On Father’s Day, they handed out little cards to all the dads at Mass. Well, they had all the dads come up and collect a card, anyway. Tim didn’t go up, saying he hadn’t had to change a diaper yet, so he wasn’t a dad yet. I chuckled. I smiled looking at all the dads. And then for a moment I thought about all of the men who long to be fathers. And their wives who were no doubt sitting uncomfortably next to them, fighting back tears. I’ve been there. I remember being so upset that they were calling special attention to moms when I wanted SO BADLY to be a mommy, to be included.

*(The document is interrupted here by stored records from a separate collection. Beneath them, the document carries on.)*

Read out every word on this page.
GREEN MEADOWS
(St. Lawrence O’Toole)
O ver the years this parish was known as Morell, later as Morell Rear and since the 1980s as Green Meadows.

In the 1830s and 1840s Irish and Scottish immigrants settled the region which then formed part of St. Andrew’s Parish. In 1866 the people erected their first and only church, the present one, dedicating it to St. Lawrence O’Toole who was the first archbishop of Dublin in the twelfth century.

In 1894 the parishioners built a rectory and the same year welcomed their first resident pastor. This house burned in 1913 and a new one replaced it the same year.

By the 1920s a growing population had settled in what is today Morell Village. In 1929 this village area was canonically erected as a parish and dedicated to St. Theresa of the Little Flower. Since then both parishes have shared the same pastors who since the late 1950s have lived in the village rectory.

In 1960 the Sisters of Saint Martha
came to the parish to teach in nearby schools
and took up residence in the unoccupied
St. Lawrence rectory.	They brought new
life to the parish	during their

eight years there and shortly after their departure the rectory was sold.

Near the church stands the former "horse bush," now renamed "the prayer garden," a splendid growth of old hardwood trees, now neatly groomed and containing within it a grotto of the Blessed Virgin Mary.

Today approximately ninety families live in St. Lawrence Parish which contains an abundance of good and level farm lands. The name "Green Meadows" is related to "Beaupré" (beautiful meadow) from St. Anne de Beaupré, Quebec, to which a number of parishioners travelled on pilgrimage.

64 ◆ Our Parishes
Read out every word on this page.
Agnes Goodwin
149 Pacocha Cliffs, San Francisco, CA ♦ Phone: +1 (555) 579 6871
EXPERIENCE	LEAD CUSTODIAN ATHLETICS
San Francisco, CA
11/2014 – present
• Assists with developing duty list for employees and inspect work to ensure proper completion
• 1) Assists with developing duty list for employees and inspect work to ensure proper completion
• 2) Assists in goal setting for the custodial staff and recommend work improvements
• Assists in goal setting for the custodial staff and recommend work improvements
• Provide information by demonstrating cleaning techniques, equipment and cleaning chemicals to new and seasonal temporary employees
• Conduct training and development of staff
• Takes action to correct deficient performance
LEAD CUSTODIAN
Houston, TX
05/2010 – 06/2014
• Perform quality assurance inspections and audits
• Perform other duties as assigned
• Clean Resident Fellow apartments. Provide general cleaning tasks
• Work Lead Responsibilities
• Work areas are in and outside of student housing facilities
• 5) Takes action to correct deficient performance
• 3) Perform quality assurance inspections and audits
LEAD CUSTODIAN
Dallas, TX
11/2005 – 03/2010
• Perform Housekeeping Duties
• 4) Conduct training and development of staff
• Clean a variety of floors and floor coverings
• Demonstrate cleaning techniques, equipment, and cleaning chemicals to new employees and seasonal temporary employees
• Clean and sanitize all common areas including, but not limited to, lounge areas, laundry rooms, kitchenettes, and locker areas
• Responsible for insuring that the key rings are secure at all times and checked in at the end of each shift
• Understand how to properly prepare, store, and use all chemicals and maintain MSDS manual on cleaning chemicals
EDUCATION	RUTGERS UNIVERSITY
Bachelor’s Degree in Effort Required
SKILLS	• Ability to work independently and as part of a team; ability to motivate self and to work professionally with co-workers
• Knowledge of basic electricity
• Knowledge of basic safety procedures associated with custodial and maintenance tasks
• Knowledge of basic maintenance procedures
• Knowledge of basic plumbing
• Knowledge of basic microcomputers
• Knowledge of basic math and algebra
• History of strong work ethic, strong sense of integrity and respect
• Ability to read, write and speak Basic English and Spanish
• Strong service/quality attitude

And it hurts me to know that that will always be the case. There will always be at least one woman sitting there, hurt. Oh, how I wish I had focused more on how much our Heavenly Father knows our hurt. I guess the best thing I can do is pray for these women. But I know that it’s part of their journey. So, so hard.

I know when I’d see pregnancy announcements on Fa.cebo.ok, especially from unmarried girls or those who had been married significantly less time than us, I would get so upset. I usually blocked them from my update feed. And now that I’m about to “out” myself on Fa.cebo.ok (probably next week after the u/s), I wonder if there are others who will see my status or pictures and who will feel jealousy, who will want to block me and who will probably think it came easily for us.

I’ve thought about whether I should note that we struggled to get here. How we lost two precious souls along the way. I wonder if that would help anyone, or just be more than most people need to know. Even some of my closest high school friends have no idea what we went through. I’m sure they’re wondering why we haven’t had children yet.

Overall, I guess the details are nobody’s business but our own. I think the fact that it would be more info than necessary outweighs the possibility that it might help anyone. Thoughts?